While this note is not directly related to our curious issue (b/c we
are not getting dd
to send signals), it is important to
note there are special cases carved out.
Keeping in mind the aforementioned signal propagation corner cases,
the obvious suspect is a change in sudo
. From comparing the
local version to the CI version (1.9.13p2
vs
1.8.21p2
), we discover this commit
which landed in 1.9.13p1
.
The old behavior (before the change) was to:
Only forward user-generated signals not sent by a process in the command’s own process group. […]
This explains the discrepancy we saw earlier. bash
runs
all the commands in the script in the same process group, so
kill
’s signals were being ignored by sudo
b/c
kill
is in the same process group as dd
.
In my opinion this is surprising and unexpected, if only because this
behavior is undocumented. That being said, I did manage to find a zero
upvote stack overflow
answer for a setsid
workaround. But I think that just
proves my point.
Fortunately, as of November 2022, the new behavior is to:
[…] forward signals from a process in the same pgrp if the pgrp leader is not either sudo or the command itself. […]

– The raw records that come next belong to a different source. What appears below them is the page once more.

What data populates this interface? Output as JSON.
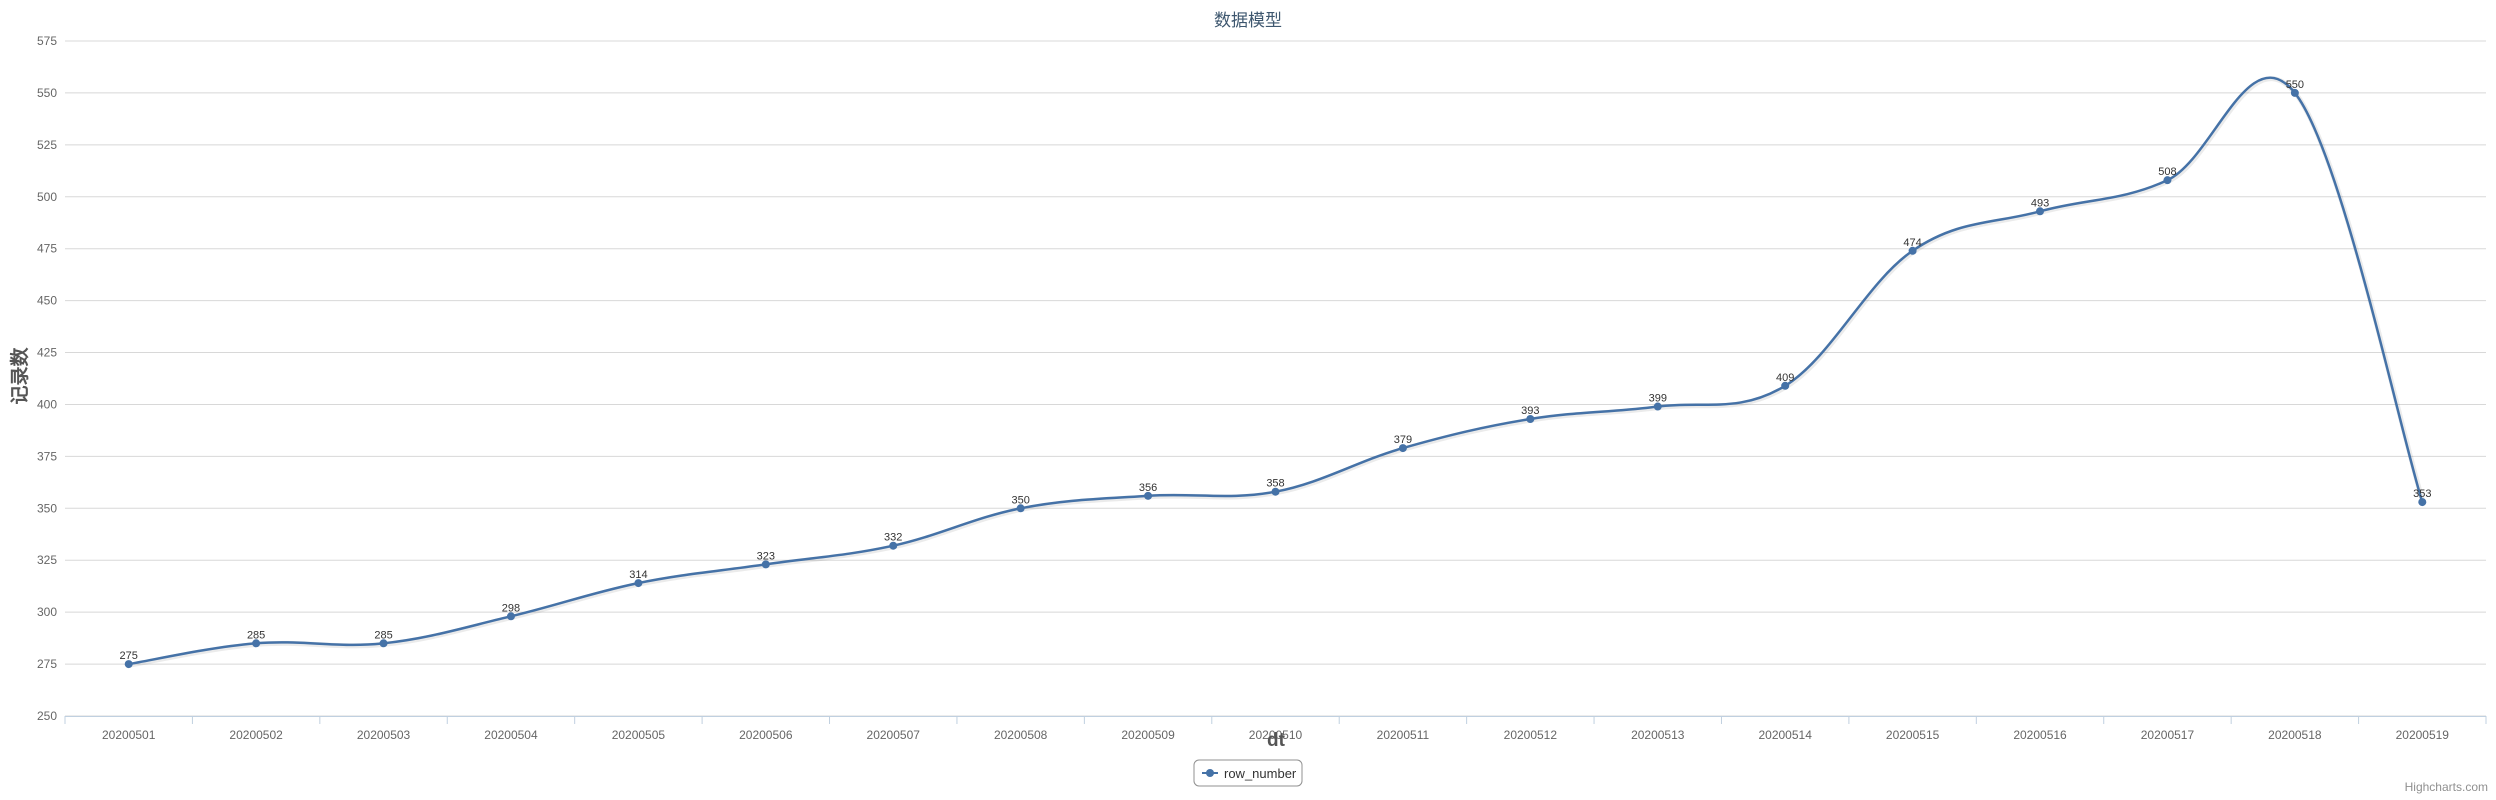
{
  "chart_data": {
    "type": "line",
    "title": "数据模型",
    "xlabel": "dt",
    "ylabel": "记录数",
    "categories": [
      "20200501",
      "20200502",
      "20200503",
      "20200504",
      "20200505",
      "20200506",
      "20200507",
      "20200508",
      "20200509",
      "20200510",
      "20200511",
      "20200512",
      "20200513",
      "20200514",
      "20200515",
      "20200516",
      "20200517",
      "20200518",
      "20200519"
    ],
    "series": [
      {
        "name": "row_number",
        "values": [
          275,
          285,
          285,
          298,
          314,
          323,
          332,
          350,
          356,
          358,
          379,
          393,
          399,
          409,
          474,
          493,
          508,
          550,
          353
        ]
      }
    ],
    "yticks": [
      250,
      275,
      300,
      325,
      350,
      375,
      400,
      425,
      450,
      475,
      500,
      525,
      550,
      575
    ],
    "ylim": [
      250,
      575
    ],
    "grid": true,
    "smooth": true,
    "data_labels": true,
    "legend_position": "bottom-center",
    "colors": {
      "series": "#4572A7",
      "grid": "#d8d8d8",
      "axis_text": "#666666",
      "title": "#3E576F"
    }
  },
  "credits": "Highcharts.com"
}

which fixes the script use case and obviates the need for a
setsid
workaround.
I had remarked a few months ago I was surprised the sudo project has over 12,000 commits. Now I am no longer surprised. Behind a rather simple interface (from the common use case perspective) lies a mountain of complexity. That being said, I’m still quite surprised it took over 40 years for this surprising and undocumented behavior to be fixed.